Mapreduce with Hadoop via Python with Examples

Table of content

Introduction

In this article I will try to set up two examples of running mapreduce functions on Hadoop by Python. Aparche Hadoop framework is originally meant for Java. However, with Hadoop streaming API we can implement mapreduce functions in Python. In particular, the input and output of mapreduce functions are handled by standard input/output stream STDIN and STDOUT. We use Python module sys.stdin to do the trick.

Word count problem

  1. Word count is a canonical problem which is to count the occurrences of words in a document.
  2. The mapper function will take in the raw text file and convert it into a collection of key-value pairs. Each key is a word, and all keys (words) will have a value of 1.
  3. The reducer function will summary all key-value pairs in which the values of the same key are combined. The result is a list of unique key with the count of appearance.

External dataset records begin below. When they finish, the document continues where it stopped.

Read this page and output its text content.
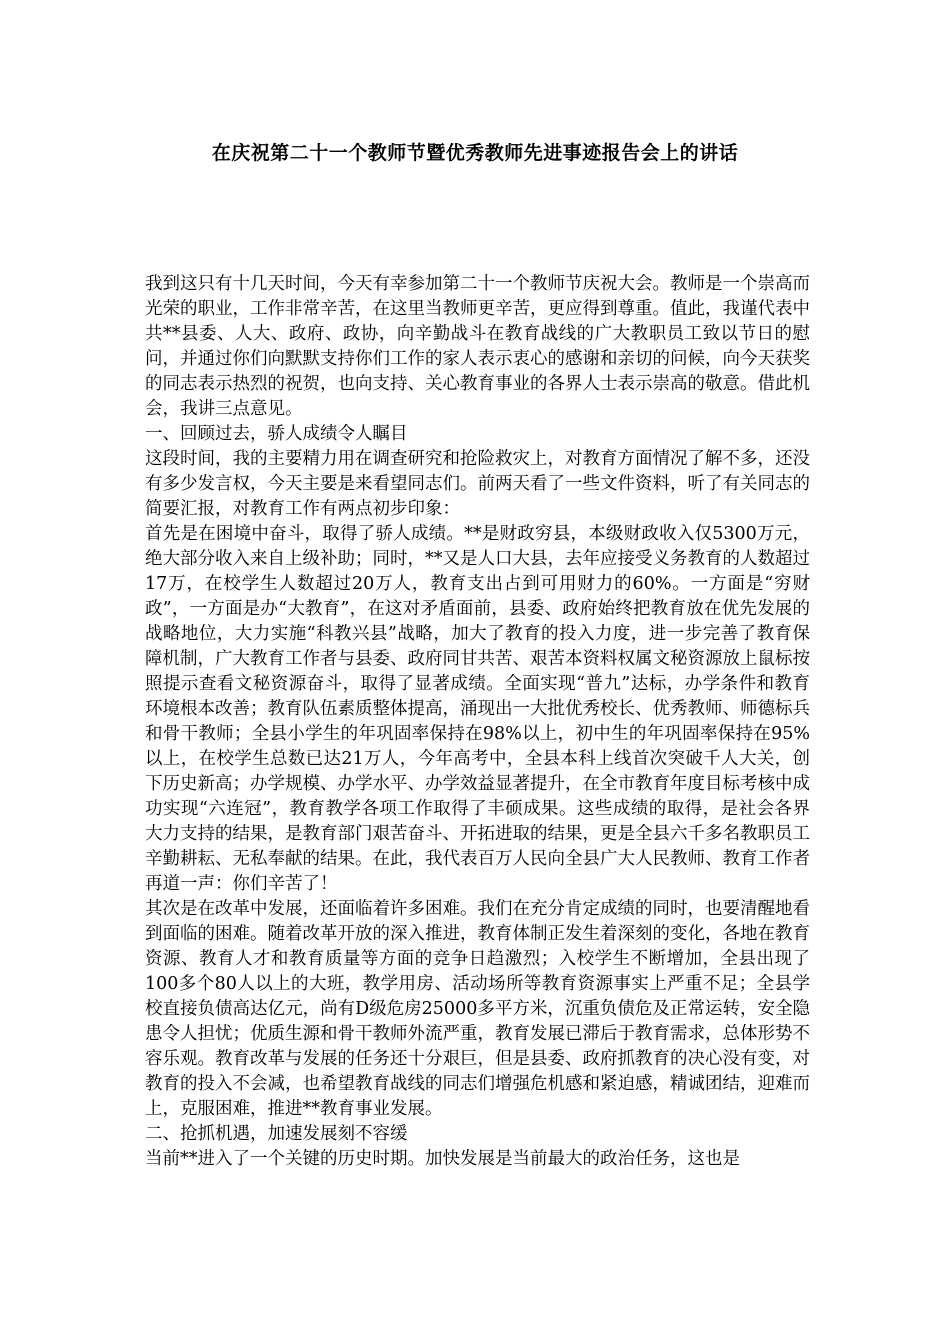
在庆祝第二十一个教师节暨优秀教师先进事迹报告会上的讲话

我到这只有十几天时间，今天有幸参加第二十一个教师节庆祝大会。教师是一个崇高而光荣的职业，工作非常辛苦，在这里当教师更辛苦，更应得到尊重。值此，我谨代表中共**县委、人大、政府、政协，向辛勤战斗在教育战线的广大教职员工致以节日的慰问，并通过你们向默默支持你们工作的家人表示衷心的感谢和亲切的问候，向今天获奖的同志表示热烈的祝贺，也向支持、关心教育事业的各界人士表示崇高的敬意。借此机会，我讲三点意见。

一、回顾过去，骄人成绩令人瞩目

这段时间，我的主要精力用在调查研究和抢险救灾上，对教育方面情况了解不多，还没有多少发言权，今天主要是来看望同志们。前两天看了一些文件资料，听了有关同志的简要汇报，对教育工作有两点初步印象：

首先是在困境中奋斗，取得了骄人成绩。**是财政穷县，本级财政收入仅5300万元，绝大部分收入来自上级补助；同时，**又是人口大县，去年应接受义务教育的人数超过17万，在校学生人数超过20万人，教育支出占到可用财力的60%。一方面是“穷财政”，一方面是办“大教育”，在这对矛盾面前，县委、政府始终把教育放在优先发展的战略地位，大力实施“科教兴县”战略，加大了教育的投入力度，进一步完善了教育保障机制，广大教育工作者与县委、政府同甘共苦、艰苦本资料权属文秘资源放上鼠标按照提示查看文秘资源奋斗，取得了显著成绩。全面实现“普九”达标，办学条件和教育环境根本改善；教育队伍素质整体提高，涌现出一大批优秀校长、优秀教师、师德标兵和骨干教师；全县小学生的年巩固率保持在98%以上，初中生的年巩固率保持在95%以上，在校学生总数已达21万人，今年高考中，全县本科上线首次突破千人大关，创下历史新高；办学规模、办学水平、办学效益显著提升，在全市教育年度目标考核中成功实现“六连冠”，教育教学各项工作取得了丰硕成果。这些成绩的取得，是社会各界大力支持的结果，是教育部门艰苦奋斗、开拓进取的结果，更是全县六千多名教职员工辛勤耕耘、无私奉献的结果。在此，我代表百万人民向全县广大人民教师、教育工作者再道一声：你们辛苦了！

其次是在改革中发展，还面临着许多困难。我们在充分肯定成绩的同时，也要清醒地看到面临的困难。随着改革开放的深入推进，教育体制正发生着深刻的变化，各地在教育资源、教育人才和教育质量等方面的竞争日趋激烈；入校学生不断增加，全县出现了100多个80人以上的大班，教学用房、活动场所等教育资源事实上严重不足；全县学校直接负债高达亿元，尚有D级危房25000多平方米，沉重负债危及正常运转，安全隐患令人担忧；优质生源和骨干教师外流严重，教育发展已滞后于教育需求，总体形势不容乐观。教育改革与发展的任务还十分艰巨，但是县委、政府抓教育的决心没有变，对教育的投入不会减，也希望教育战线的同志们增强危机感和紧迫感，精诚团结，迎难而上，克服困难，推进**教育事业发展。

二、抢抓机遇，加速发展刻不容缓

当前**进入了一个关键的历史时期。加快发展是当前最大的政治任务，这也是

Implement the mapreduce function for word count

  1. With Hadoop streaming API, we aim to write a Python script acting as a mapper and a Python script acting as reducer.

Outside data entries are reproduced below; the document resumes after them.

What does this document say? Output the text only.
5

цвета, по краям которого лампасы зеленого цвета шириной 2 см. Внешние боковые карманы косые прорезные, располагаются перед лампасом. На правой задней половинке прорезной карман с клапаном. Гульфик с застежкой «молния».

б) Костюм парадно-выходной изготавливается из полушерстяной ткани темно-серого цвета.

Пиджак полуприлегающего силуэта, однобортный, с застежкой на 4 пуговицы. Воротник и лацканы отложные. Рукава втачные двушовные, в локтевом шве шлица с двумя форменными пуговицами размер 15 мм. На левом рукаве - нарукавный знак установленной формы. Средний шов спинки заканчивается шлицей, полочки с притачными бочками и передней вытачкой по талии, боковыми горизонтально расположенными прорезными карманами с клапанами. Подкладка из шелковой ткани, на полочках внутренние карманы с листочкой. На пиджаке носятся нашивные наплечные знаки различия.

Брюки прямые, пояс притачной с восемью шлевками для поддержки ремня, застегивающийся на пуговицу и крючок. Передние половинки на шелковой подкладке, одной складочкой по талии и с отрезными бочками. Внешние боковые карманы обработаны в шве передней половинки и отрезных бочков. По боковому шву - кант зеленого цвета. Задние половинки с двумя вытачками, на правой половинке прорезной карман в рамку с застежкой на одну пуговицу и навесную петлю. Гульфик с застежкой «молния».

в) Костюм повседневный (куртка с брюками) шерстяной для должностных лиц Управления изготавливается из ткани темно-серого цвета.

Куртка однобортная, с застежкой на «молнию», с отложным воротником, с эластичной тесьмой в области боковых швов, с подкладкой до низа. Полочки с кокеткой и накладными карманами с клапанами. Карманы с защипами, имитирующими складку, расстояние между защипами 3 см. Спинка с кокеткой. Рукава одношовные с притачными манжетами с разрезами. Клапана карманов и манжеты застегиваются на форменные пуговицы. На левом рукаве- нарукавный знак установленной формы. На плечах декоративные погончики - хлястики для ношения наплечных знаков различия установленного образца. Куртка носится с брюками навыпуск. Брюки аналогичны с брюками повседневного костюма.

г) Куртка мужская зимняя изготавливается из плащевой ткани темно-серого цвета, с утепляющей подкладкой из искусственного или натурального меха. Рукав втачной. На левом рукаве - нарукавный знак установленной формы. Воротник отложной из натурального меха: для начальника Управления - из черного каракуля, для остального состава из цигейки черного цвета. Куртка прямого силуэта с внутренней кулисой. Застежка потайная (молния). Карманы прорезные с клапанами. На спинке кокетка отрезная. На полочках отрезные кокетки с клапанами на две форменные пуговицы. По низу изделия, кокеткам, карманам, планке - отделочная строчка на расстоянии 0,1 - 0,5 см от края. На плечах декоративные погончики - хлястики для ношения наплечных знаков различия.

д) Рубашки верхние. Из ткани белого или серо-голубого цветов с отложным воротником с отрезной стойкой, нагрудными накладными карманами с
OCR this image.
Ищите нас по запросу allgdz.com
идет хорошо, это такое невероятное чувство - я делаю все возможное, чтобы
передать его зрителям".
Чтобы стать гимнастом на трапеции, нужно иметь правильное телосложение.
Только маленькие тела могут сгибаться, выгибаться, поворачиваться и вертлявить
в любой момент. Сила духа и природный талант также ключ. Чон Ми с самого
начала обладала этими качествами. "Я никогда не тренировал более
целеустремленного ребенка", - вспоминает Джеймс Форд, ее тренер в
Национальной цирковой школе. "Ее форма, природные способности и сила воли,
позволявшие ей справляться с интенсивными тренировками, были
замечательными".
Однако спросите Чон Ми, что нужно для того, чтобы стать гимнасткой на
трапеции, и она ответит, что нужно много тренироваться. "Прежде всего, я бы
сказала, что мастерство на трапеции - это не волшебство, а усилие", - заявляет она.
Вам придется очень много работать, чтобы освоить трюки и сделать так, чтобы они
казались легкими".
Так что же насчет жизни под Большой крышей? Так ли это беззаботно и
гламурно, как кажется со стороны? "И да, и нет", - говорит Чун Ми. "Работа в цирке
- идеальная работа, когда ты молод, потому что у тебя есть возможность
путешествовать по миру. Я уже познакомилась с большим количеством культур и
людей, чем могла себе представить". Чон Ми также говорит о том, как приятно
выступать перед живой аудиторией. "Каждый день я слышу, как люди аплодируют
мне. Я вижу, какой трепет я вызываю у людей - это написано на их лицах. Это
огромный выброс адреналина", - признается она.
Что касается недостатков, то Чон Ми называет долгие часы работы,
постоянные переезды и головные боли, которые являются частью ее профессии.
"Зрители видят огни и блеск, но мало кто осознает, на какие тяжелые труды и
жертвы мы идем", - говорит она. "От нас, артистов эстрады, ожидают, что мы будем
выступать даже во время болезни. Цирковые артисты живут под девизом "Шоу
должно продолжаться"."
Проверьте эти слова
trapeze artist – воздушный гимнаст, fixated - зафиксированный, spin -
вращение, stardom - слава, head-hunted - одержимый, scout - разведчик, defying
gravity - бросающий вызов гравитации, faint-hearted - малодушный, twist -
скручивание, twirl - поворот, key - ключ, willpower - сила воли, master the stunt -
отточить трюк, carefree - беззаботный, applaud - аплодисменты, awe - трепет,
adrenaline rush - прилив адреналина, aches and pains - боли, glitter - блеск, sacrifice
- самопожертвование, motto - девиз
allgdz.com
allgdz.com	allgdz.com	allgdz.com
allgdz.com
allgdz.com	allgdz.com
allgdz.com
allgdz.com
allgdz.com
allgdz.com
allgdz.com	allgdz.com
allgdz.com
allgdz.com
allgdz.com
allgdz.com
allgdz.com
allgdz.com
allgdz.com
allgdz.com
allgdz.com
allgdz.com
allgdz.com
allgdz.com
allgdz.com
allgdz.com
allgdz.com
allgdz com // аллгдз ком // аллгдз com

  2. In addition the scripts should work with data stream similar as the following

    cat document | ./mapper.py | sort -k1,1 | ./reducer.py > output

  3. Hadoop is implemented in Java and is meant for Java. However, with Hadoop streaming package we can write our own mapreduce function based on Python. There are a few good blog about using Hadoop streaming package with Python, for example,

    1. Writing a Hadoop mapreduce program in Python
    2. Performance analysis for scaling up R computation using Hadoop
    3. Python mapreduce on Hadoop - a beginners tutorial
  4. Here we provide a step-by-step tutorial on running a python mapreduce program on Hadoop on a Macos.

  5. The magic is to use Hadoop stream API which allows data pass Hadoop through STDIN and STDOUT.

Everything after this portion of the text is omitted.